1.2. Temps surcomposés. Les plus usités sont le passé et imparfait surcomposés (Il a eu fait ; il avait eu fait), plus rarement se rencontrent futur et conditionnel surcomposés (Il aura eu fait ; Il aurait eu fait). Ils ne s’emploient que dans la langue parlée. Ils dénotent une action antérieure à celle exprimée par une forme composée : Quand j’ai eu lu mon livre, je suis sorti ; // Quand il a eu fini de déjeuner, il s’est endormi.
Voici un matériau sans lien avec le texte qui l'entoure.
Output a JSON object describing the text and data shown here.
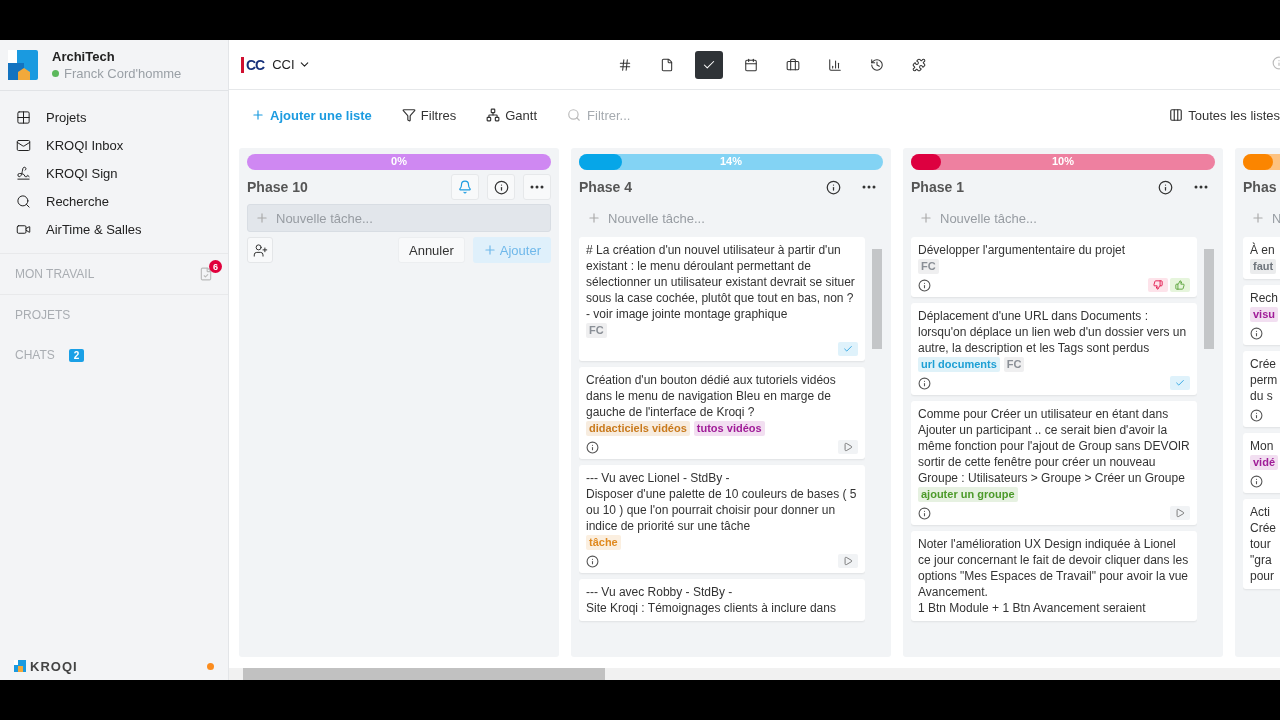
{
  "sidebar": {
    "workspace": "ArchiTech",
    "user": "Franck Cord'homme",
    "online": true,
    "nav": [
      {
        "label": "Projets",
        "kind": "grid"
      },
      {
        "label": "KROQI Inbox",
        "kind": "mail"
      },
      {
        "label": "KROQI Sign",
        "kind": "sign"
      },
      {
        "label": "Recherche",
        "kind": "search"
      },
      {
        "label": "AirTime & Salles",
        "kind": "video"
      }
    ],
    "sections": [
      {
        "label": "MON TRAVAIL",
        "badge": "6",
        "kind": "work"
      },
      {
        "label": "PROJETS",
        "kind": "plain"
      },
      {
        "label": "CHATS",
        "badge": "2",
        "kind": "chats"
      }
    ],
    "footer": {
      "logo": "KROQI",
      "color": "#fb8c1e"
    }
  },
  "header": {
    "logo": "CC",
    "project": "CCI",
    "tabs": [
      {
        "kind": "hash",
        "selected": false
      },
      {
        "kind": "file",
        "selected": false
      },
      {
        "kind": "check",
        "selected": true
      },
      {
        "kind": "calendar",
        "selected": false
      },
      {
        "kind": "briefcase",
        "selected": false
      },
      {
        "kind": "chart",
        "selected": false
      },
      {
        "kind": "history",
        "selected": false
      },
      {
        "kind": "puzzle",
        "selected": false
      }
    ]
  },
  "toolbar": {
    "add_list": "Ajouter une liste",
    "filters": "Filtres",
    "gantt": "Gantt",
    "search_placeholder": "Filtrer...",
    "all_lists": "Toutes les listes"
  },
  "columns": [
    {
      "title": "Phase 10",
      "progress": {
        "label": "0%",
        "level": 0
      },
      "color": "#cf88f2",
      "actions": true,
      "notifications": true,
      "editing": true,
      "new_task": {
        "placeholder": "Nouvelle tâche...",
        "cancel": "Annuler",
        "add": "Ajouter"
      }
    },
    {
      "title": "Phase 4",
      "progress": {
        "label": "14%",
        "level": 0.14
      },
      "color": "#06a6e8",
      "actions": true,
      "notifications": false,
      "editing": false,
      "new_task": {
        "placeholder": "Nouvelle tâche..."
      },
      "cards": [
        {
          "text": "# La création d'un nouvel utilisateur à partir d'un existant : le menu déroulant permettant de sélectionner un utilisateur existant devrait se situer sous la case cochée, plutôt que tout en bas, non ? - voir image jointe montage graphique",
          "tags": [
            {
              "label": "FC",
              "color": "#8a8f96"
            }
          ],
          "info": false,
          "kind": "check"
        },
        {
          "text": "Création d'un bouton dédié aux tutoriels vidéos dans le menu de navigation Bleu en marge de gauche de l'interface de Kroqi ?",
          "tags": [
            {
              "label": "didacticiels vidéos",
              "color": "#c97a1c"
            },
            {
              "label": "tutos vidéos",
              "color": "#a01c98"
            }
          ],
          "info": true,
          "kind": "play"
        },
        {
          "text": "--- Vu avec Lionel - StdBy -\nDisposer d'une palette de 10 couleurs de bases ( 5 ou 10 ) que l'on pourrait choisir pour donner un indice de priorité sur une tâche",
          "tags": [
            {
              "label": "tâche",
              "color": "#e08a20"
            }
          ],
          "info": true,
          "kind": "play"
        },
        {
          "text": "--- Vu avec Robby - StdBy -\nSite Kroqi : Témoignages clients à inclure dans",
          "info": false
        }
      ]
    },
    {
      "title": "Phase 1",
      "progress": {
        "label": "10%",
        "level": 0.1
      },
      "color": "#dd0040",
      "actions": true,
      "notifications": false,
      "editing": false,
      "new_task": {
        "placeholder": "Nouvelle tâche..."
      },
      "cards": [
        {
          "text": "Développer l'argumententaire du projet",
          "tags": [
            {
              "label": "FC",
              "color": "#8a8f96"
            }
          ],
          "info": true,
          "kind": "votes"
        },
        {
          "text": "Déplacement d'une URL dans Documents : lorsqu'on déplace un lien web d'un dossier vers un autre, la description et les Tags sont perdus",
          "tags": [
            {
              "label": "url documents",
              "color": "#1d9fd4"
            },
            {
              "label": "FC",
              "color": "#8a8f96"
            }
          ],
          "info": true,
          "kind": "check"
        },
        {
          "text": "Comme pour Créer un utilisateur en étant dans Ajouter un participant .. ce serait bien d'avoir la même fonction pour l'ajout de Group sans DEVOIR sortir de cette fenêtre pour créer un nouveau Groupe : Utilisateurs > Groupe > Créer un Groupe",
          "tags": [
            {
              "label": "ajouter un groupe",
              "color": "#4c9a2a"
            }
          ],
          "info": true,
          "kind": "play"
        },
        {
          "text": "Noter l'amélioration UX Design indiquée à Lionel ce jour concernant le fait de devoir cliquer dans les options \"Mes Espaces de Travail\" pour avoir la vue Avancement.\n1 Btn Module + 1 Btn Avancement seraient",
          "info": false
        }
      ]
    },
    {
      "title": "Phas",
      "progress": {
        "level": 0.1
      },
      "color": "#fb8500",
      "notifications": false,
      "editing": false,
      "new_task": {
        "placeholder": "N"
      },
      "cards": [
        {
          "text": "À en",
          "tags": [
            {
              "label": "faut",
              "color": "#6f757c"
            }
          ],
          "info": false
        },
        {
          "text": "Rech",
          "tags": [
            {
              "label": "visu",
              "color": "#a01c98"
            }
          ],
          "info": true
        },
        {
          "text": "Crée\nperm\ndu s",
          "info": true
        },
        {
          "text": "Mon",
          "tags": [
            {
              "label": "vidé",
              "color": "#a01c98"
            }
          ],
          "info": true
        },
        {
          "text": "Acti\nCrée\ntour\n\"gra\npour",
          "info": false
        }
      ]
    }
  ]
}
On suppose que ces formes ont apparu pour exprimer une action achevée antérieure, puisque les formes composées ont commencé à perdre cette capacité [ 53, 134 ]. On peut conclure que si les formes composées expriment avant tout la corrélation temporelle (antériorité), la fonction essentielle des formes surcomposées est l’expression de l’aspect perfectif.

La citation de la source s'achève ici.